Doctor Who episode 1: An Unearthly Child (23/11/1963)

Although I’ve seen or heard every Doctor Who story at some point, I’ve never done the start-to-finish, episode by episode watch through that’s the hallmark of a true fan. So, in this hiatus year I thought I’d take the opportunity to go back, back to the beginning, and review each episode, one by one. Here goes…


It’s weird from the off: strange, swirling interference, like something’s gone wrong with the TV. Without resorting to The Outer Limits’ ominous voiceover, it’s basically saying that for the next 25 minutes we’re entering the Doctor’s world. The first character we see is a policeman, drawn towards a strange, humming Police Box that then dissolves into the corridors of Coal Hill school. The next five minutes introduce three of the four regulars. Barbara gets the first line: she’s established as being considerate, tenacious and interested in people. Ian is a bit more laid back: wry, plain speaking, with a matter-of-fact solidity to him that balances out Barbara’s intuition. The third wheel is Susan, who’s just a bit odd and exotic. Right from the off she’s more an object of idle curiosity than a character with much agency of her own.

The middle of the episode returns to the junkyard and the Police Box. A broken-headed dummy prefigures the grisly discovery of the Cave of Skulls. And the junkyard is an ideal image for Doctor Who as it will be – bits and pieces from here and there, jumbled together. You might find anything in here. Even free movement in time and space. Ian discovers the humming Police Box, and touches it. ‘It’s alive!’ he exclaims, like Colin Clive’s Frankenstein, discovering the monster. This is the moment when the Doctor enters: hat, scarf, big coat – all the basic elements already in place, but alien. He’s sinister, confrontational, sarcastic. Ian tries to be reasonable, but his temper is short. Barbara stays focused on the point of this adventure: Susan’s welfare. The three of them tumble together through the doors Susan has opened, into the TARDIS.
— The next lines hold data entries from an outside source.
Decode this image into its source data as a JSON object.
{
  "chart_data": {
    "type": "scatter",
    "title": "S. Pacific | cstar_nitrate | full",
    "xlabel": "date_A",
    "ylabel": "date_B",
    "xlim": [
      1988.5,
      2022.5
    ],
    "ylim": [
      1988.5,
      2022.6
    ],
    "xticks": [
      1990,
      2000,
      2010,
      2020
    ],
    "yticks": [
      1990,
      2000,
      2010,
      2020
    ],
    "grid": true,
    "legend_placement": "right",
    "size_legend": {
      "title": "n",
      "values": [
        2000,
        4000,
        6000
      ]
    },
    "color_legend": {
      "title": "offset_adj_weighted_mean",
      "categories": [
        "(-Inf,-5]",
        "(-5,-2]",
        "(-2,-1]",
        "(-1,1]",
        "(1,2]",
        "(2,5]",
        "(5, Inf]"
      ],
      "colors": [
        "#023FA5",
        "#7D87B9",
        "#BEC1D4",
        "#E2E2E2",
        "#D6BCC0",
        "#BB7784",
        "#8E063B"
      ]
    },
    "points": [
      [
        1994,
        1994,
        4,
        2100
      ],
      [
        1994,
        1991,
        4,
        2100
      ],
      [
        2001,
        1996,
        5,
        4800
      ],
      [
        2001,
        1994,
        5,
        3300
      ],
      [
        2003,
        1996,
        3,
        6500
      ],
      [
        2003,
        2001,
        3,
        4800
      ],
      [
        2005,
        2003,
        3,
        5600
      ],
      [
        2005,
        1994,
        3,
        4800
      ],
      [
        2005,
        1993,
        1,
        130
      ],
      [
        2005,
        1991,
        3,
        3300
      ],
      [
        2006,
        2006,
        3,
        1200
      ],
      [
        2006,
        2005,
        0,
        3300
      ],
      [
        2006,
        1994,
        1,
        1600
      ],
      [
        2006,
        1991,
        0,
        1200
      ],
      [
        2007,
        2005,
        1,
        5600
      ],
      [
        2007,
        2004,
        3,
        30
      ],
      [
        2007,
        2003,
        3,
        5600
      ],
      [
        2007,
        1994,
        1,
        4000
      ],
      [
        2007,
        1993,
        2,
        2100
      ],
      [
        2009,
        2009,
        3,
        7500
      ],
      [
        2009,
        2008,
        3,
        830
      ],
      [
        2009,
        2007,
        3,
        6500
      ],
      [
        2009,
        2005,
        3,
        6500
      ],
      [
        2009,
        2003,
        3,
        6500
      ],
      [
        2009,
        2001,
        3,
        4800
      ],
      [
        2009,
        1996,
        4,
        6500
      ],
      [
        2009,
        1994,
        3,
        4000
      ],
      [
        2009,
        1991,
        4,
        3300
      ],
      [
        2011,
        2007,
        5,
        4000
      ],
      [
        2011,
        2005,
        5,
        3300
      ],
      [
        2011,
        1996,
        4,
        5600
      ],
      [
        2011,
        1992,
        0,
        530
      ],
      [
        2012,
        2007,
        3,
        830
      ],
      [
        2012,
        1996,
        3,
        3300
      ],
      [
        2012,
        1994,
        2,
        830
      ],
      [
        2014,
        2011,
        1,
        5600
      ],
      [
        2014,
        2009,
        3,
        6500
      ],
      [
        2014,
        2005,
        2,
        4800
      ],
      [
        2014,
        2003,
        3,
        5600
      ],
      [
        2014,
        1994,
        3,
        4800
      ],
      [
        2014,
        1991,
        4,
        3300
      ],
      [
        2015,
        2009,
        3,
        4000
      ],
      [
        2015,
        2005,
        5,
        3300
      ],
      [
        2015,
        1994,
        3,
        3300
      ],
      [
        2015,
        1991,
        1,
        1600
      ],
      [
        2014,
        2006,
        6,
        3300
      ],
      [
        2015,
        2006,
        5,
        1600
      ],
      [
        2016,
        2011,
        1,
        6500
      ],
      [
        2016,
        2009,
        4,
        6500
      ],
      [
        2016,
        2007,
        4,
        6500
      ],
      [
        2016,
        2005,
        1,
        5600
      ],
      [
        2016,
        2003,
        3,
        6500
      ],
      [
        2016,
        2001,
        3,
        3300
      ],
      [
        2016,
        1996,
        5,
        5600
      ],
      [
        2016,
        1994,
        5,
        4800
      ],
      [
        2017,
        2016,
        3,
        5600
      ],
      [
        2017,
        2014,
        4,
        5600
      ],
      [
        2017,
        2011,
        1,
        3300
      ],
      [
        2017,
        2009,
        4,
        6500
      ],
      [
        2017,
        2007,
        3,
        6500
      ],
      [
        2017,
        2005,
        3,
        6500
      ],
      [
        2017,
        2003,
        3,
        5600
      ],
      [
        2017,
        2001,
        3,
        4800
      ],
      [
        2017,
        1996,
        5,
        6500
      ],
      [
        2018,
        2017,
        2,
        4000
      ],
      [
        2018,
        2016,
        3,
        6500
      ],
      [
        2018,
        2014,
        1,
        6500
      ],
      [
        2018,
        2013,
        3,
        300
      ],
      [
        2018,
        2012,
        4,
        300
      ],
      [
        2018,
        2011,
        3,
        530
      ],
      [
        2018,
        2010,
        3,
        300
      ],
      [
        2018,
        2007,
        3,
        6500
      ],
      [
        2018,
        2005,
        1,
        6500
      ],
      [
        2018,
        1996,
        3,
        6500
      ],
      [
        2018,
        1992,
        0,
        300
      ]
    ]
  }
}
The last third is a sustained info-dump, but done with a pace, clarity and conviction that the series hardly ever achieves: we learn the Doctor and Susan are aliens, time travellers, exiles. Ian is good at clarifying the plot by asking sensible questions. The Doctor remains high-handed: ‘I don’t discuss my private life with strangers’, and mocks the backwardness of Ian and Barbara. While Ian rises to it, argumentative, disbelieving, Barbara lets the sci-fi wash over her. She’s not interested, as Ian is, in the nuts and bolts – it’s Susan she cares about. In a funny way, this makes her the most Doctorish character, because it’s only when Susan threatens to leave him that the Doctor sets the controls in motion and the swirling interference of the title sequence intrudes into the story itself. From the moment that howlround began, the audience left the ordinary world behind. Now Ian and Barbara are embarking on the same journey. Nothing will ever be the same again.